It is remarkable that more is said of the walls of the Holy City than of the city itself (Rev. 21); there must be an important reason for this. The city is, as we have seen in a former paper (see "The Holy City"), the glorified church and the vessel which radiates the light and blessing of God throughout the universe. The question arose the other day as to what these walls indicate — why are they there? My answer was: They are not there to exclude from that city a single saint of God; for "they that are written in the Lamb's book of life, shall enter in." Those walls are inclusive walls; everyone whom sovereign grace has chosen and called to heavenly glory; everyone who has been redeemed by the Blood of the Lamb will have a place there.
"A garden enclosed is my sister, my spouse," says the Bridegroom, in the Song of Songs, meaning that she was all for Him, and it is this that the walls of the city, great and high, teach us; if they are inclusive of all whose names are written in the Lamb's Book of Life, they indicate that the city is exclusively for God. The city will be for God's pleasure in the first instance, without restraint and in perfect complacency He will walk in its golden street, and though its gates are opened wide to every point of the compass and will never be closed there shall in no wise enter into it ought that defiles; the gates are guarded gates.
No wall will be needed in the eternal state, when God shall be all in all, then He will dwell with men, and His will shall be done on earth as it is in heaven, and no fresh invasion of sin will ever cause Him to retire behind a veil. But in the Millennial age sin will not be wholly vanished from the earth, and while God will be active towards men in goodness and blessing, there will still be reserve as far as His relations with them are concerned, His temple and dwelling-place will be walled about. But within those walls all will be as He would have it — holy and unblameable shall His saints be before Him in love.
The walls will not be frowning battlements grimly reared for defence or defiance, raised against great foes and manned by intrepid warriors, for from those heavenly places in which the city will appear the foe will have been cast down, and the devil chained in the bottomless pit (Rev. 12 and 20). The city is the church triumphant, and will fear no attack from without and will be free to enjoy the riches of God's grace within. It will be God's enclosure, within it He will show His glory and every created intelligence will learn from it what pleased Him.

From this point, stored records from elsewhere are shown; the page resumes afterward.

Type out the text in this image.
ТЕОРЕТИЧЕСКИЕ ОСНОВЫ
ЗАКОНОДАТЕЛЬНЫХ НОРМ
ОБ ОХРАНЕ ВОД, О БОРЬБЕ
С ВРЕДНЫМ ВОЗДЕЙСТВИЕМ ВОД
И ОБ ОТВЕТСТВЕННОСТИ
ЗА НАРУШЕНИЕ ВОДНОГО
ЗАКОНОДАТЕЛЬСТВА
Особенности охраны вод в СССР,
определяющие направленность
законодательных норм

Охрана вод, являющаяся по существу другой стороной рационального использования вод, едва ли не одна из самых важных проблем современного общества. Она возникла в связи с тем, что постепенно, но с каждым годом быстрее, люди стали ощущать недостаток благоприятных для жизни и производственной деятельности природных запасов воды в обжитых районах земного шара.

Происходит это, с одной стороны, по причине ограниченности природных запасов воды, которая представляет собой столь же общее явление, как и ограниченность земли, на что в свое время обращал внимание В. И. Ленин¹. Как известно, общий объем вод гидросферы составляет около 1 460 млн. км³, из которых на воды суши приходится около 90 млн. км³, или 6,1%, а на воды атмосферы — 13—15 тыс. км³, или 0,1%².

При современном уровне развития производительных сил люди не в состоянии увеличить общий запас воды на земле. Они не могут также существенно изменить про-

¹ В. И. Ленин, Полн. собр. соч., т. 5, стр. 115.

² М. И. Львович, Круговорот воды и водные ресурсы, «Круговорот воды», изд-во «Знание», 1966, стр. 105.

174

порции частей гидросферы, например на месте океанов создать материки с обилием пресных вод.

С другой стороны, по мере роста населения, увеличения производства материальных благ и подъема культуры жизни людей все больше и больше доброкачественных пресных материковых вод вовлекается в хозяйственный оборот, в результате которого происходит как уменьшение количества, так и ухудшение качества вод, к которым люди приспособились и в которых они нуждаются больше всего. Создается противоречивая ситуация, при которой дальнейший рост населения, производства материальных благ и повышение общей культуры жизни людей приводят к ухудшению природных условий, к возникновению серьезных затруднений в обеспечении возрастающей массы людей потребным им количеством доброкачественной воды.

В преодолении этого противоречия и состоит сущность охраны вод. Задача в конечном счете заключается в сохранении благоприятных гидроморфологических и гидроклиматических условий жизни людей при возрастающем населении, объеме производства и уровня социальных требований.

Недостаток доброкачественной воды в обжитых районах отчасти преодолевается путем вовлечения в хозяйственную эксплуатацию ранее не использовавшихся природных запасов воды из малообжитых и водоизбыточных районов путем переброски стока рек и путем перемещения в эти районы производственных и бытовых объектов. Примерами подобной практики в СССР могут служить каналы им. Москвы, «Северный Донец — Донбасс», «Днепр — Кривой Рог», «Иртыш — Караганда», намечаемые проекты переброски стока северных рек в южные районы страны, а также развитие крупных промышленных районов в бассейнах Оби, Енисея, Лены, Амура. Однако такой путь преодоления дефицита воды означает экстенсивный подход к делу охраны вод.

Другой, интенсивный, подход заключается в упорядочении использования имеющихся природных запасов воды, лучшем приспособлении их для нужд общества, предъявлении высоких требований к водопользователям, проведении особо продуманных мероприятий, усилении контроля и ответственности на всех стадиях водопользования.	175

And through the walls the glory will shine; they will not obscure the glory or hide its beauties, but they shine as a jasper stone; they have the glory of God. And in their foundations are every manner of precious stones, cut by the supreme art of the Divine Lapidary, the all-varied wisdom of God will radiate there, not to repel, but to attract all nations in admiring worship to it.
How great the glory of it will be — the glory of God, how great is the grace that has given us a part in it — the grace of God.